ГЛАВА VI. НЕКОММЕРЧЕСКАЯ

   Риарден припал лбом к зеркалу и попытался избавиться от всех мыслей. Только так и можно пережить предстоящий вечер, сказал он себе.
   Он сконцентрировался на том облегчении, которое приносило прохладное прикосновение зеркала, гадая, каким образом можно отключить разум, особенно после того, как всю жизнь ты требовал от него постоянного, ничем не замутненного и безотказного бдения. Он задавался вопросом, почему сейчас не мог заставить себя застегнуть несколько пуговиц из черного перламутра на накрахмаленной белой рубашке, хотя прежде ни одно усилие не казалось ему чрезмерным.
   Настал день годовщины его свадьбы, и он был за три месяца предупрежден о том, что сегодня Лилиан устраивает по этому поводу прием.
   Он дал обещание присутствовать, пребывая в благодушной уверенности в том, что до приема остается еще целых три месяца и что, когда придет срок, справится с этой обязанностью, как и со всяким делом, попадавшим в его утрамбованное до предела расписание. А потом, работая по восемнадцать часов в сутки, он благополучно забыл о своем обещании, пока полчаса назад в его кабинет не вошла секретарша и уверенным тоном не произнесла:
   – У вас сегодня прием, мистер Риарден.

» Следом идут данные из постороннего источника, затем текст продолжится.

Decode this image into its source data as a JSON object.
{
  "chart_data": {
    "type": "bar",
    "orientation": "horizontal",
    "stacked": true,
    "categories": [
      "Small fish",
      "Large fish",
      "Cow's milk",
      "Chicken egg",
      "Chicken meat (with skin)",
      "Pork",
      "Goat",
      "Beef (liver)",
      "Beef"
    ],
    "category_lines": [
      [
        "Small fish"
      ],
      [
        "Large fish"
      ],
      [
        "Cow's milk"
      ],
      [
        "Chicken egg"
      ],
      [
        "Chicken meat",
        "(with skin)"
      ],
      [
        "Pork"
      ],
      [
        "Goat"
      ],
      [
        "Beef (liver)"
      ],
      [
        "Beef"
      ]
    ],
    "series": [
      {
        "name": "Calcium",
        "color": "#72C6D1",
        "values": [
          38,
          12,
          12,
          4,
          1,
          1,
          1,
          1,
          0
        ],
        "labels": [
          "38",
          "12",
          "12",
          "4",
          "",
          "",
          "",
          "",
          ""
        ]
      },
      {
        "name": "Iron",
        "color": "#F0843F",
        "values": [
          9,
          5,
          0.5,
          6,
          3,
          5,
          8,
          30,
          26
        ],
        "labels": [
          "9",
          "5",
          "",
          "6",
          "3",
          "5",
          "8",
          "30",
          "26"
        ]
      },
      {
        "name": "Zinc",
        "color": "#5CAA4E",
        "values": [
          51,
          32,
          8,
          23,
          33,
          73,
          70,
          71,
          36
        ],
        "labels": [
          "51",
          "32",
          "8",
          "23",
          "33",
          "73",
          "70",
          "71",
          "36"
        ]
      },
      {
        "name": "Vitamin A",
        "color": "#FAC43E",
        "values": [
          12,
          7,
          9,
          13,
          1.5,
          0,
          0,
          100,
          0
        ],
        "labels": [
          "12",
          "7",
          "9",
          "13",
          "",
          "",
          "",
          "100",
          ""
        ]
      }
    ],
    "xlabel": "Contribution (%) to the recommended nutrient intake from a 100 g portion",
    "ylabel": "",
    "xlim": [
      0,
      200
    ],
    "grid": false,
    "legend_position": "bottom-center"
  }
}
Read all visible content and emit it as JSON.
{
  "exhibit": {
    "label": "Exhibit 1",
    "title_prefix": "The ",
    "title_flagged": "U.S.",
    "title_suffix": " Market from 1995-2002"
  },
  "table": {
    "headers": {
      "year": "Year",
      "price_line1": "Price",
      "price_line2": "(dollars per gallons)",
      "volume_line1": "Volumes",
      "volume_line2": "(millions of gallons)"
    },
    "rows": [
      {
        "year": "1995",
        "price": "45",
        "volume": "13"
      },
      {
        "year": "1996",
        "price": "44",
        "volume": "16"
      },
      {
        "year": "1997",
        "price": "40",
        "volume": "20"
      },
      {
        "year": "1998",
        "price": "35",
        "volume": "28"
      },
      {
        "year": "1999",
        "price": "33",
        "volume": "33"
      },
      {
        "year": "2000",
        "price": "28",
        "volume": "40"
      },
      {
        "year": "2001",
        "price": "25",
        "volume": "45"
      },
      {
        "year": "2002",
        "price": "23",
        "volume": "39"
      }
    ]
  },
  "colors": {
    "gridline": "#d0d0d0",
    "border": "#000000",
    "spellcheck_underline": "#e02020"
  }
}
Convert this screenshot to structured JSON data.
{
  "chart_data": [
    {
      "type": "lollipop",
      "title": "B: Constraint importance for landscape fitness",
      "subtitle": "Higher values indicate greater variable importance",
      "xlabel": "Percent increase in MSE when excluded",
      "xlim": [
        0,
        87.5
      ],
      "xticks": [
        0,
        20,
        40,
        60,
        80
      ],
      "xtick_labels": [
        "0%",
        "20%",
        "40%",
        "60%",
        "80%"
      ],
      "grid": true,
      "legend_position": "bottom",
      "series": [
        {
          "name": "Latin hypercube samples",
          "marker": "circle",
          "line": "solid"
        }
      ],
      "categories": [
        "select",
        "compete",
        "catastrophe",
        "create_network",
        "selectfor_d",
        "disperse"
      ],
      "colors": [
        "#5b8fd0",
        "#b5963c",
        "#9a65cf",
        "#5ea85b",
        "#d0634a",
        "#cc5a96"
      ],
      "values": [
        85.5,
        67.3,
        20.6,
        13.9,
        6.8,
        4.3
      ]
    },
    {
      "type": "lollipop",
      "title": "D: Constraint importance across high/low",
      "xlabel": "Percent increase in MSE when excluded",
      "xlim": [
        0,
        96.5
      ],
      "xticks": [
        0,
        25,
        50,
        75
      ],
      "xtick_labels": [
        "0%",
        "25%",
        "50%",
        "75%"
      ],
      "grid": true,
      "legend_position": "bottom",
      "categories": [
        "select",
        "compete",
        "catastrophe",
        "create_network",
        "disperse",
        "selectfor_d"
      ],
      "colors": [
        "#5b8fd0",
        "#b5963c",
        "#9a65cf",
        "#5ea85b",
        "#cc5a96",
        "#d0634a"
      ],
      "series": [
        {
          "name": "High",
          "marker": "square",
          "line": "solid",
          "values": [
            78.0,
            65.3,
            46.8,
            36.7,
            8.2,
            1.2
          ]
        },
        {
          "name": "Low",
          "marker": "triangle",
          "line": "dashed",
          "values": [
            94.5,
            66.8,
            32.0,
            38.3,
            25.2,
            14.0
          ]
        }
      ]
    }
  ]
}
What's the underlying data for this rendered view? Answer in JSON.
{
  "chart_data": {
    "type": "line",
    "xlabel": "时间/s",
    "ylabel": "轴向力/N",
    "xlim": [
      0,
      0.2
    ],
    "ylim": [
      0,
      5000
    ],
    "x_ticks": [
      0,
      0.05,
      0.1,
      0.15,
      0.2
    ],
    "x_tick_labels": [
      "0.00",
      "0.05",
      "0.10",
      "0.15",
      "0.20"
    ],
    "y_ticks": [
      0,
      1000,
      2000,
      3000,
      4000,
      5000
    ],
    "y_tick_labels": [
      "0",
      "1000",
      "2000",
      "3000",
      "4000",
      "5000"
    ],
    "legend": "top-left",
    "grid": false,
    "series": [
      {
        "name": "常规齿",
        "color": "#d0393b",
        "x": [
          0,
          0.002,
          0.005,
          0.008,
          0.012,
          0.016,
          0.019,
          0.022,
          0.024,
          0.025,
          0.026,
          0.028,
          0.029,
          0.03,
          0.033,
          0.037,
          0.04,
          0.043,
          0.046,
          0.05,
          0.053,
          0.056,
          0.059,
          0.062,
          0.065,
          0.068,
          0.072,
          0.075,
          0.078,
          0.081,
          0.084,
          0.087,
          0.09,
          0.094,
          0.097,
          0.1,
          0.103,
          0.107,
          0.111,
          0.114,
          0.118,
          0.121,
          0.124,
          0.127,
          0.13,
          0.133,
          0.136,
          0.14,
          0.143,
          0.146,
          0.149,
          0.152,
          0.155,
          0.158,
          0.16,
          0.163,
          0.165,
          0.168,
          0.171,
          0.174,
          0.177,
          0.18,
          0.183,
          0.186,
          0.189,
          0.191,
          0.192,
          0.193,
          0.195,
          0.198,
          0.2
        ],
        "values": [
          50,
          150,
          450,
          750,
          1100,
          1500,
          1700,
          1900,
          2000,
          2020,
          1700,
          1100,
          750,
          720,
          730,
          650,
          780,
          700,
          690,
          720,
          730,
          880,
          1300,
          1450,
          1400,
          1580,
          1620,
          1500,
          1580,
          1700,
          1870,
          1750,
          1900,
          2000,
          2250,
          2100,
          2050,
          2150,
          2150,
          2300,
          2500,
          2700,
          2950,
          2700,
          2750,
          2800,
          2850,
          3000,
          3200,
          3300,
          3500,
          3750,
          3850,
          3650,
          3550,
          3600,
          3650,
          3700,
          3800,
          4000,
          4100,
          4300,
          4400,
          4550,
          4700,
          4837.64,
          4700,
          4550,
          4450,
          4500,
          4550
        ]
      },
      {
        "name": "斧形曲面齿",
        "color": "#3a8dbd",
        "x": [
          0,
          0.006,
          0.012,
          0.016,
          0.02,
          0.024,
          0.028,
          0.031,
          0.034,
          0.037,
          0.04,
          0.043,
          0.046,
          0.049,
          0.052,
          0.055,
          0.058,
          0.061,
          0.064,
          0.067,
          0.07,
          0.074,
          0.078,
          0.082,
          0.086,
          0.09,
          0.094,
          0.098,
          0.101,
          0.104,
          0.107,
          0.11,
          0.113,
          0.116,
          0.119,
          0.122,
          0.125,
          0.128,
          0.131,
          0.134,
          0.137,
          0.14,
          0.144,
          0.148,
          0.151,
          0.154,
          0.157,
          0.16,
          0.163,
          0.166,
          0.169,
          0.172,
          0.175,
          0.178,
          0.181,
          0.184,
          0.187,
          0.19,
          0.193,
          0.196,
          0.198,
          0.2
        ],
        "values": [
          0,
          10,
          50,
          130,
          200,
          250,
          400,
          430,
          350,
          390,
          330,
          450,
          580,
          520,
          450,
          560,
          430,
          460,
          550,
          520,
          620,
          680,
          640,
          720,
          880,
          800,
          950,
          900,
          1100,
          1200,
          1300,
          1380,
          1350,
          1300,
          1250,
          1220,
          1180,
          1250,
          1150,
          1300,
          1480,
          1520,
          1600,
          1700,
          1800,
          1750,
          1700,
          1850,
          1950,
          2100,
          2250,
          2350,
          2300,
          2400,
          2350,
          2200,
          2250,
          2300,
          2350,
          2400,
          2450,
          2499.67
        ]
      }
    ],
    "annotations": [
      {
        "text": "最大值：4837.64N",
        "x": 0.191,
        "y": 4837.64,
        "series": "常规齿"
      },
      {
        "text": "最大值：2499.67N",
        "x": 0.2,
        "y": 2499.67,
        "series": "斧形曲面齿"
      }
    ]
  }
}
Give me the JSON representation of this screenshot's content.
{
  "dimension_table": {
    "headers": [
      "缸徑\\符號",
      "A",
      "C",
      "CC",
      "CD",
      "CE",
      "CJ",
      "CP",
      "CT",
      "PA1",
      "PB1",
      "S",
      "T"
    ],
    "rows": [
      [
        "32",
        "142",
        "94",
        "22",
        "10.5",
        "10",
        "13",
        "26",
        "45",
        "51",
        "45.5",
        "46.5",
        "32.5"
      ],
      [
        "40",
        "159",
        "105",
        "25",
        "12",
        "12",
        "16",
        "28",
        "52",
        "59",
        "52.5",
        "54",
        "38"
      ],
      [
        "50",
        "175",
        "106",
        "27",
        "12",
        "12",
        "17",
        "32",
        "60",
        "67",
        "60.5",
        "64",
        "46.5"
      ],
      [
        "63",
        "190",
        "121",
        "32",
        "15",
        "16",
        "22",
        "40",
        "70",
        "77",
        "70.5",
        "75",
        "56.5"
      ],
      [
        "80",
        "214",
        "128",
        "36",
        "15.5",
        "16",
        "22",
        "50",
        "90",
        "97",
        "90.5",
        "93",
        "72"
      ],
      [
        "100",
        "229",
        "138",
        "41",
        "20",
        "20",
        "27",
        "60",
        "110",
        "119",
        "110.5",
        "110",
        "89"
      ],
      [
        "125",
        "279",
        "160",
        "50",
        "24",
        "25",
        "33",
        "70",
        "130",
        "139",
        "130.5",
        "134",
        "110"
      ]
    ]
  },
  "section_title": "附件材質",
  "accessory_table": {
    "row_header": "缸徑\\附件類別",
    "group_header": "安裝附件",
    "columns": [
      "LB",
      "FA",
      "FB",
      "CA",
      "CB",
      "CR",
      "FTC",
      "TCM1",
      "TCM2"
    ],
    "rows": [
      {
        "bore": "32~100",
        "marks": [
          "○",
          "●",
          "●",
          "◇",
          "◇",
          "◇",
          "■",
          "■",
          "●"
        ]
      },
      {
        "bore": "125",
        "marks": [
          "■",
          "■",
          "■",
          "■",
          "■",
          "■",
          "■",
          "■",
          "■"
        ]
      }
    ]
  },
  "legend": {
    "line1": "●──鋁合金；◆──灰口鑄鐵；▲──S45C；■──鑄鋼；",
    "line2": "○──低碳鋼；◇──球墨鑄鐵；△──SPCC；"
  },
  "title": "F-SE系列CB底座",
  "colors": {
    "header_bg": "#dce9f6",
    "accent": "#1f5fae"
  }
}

   Воскликнув: «Бог ты мой!» – он вскочил на ноги, спешно отправившись домой. Он взлетел вверх по лестнице, торопливо снял с себя рабочий костюм и приступил к одеванию, понимая только то, что должен торопиться, но никак не саму цель этой спешки.
   Но когда до него в полной мере дошло, чего от него хотят, Риарден остановился.
   – Ты не думаешь ни о чем, кроме своего дела, – слышал он всю свою жизнь, словно обвинительный приговор. Ему всегда давали понять, что в бизнесе следует видеть своего рода тайный и порочный культ, в который не следует посвящать невинного обывателя; что в занятии этом люди усматривают уродливую необходимость, которую исполняют, не распространяясь относительно подробностей; что деловые разговоры представляют собой преступление против высших материй; и что если следует отмыть руки от машинного масла, прежде чем вернуться домой, то необходимо и смыть со своего разума оставленное бизнесом пятно, прежде чем войти в гостиную. Сам он не придерживался подобной веры, однако находил вполне естественным то, что ее исповедовали члены его семьи. Он принял раз и навсегда как данность – бессловесно, не подвергая сомнению, как бывает только в детстве, не пытаясь оспорить или дать название этому чувству, – что обрек себя на служение темной вере, ставшей его страстью, но сделавшей его отверженным среди людей, от которых он не мог ждать сочувствия.
   Он понимал, что должен посвящать жене часть своей жизни, в которой нет места бизнесу. Но на практике он никогда не находил возможности воплотить это в жизнь или хотя бы почувствовать свою вину. Он не мог заставить себя перемениться, не мог и винить жену, когда та осуждала его.
   Он не уделял Лилиан ни крохи своего драгоценного времени целыми месяцами, – нет, подумал он, годами, все восемь лет их брака. У него не было никакого желания разделять ее интересы, не было и стремления узнать хотя бы, в чем они заключаются.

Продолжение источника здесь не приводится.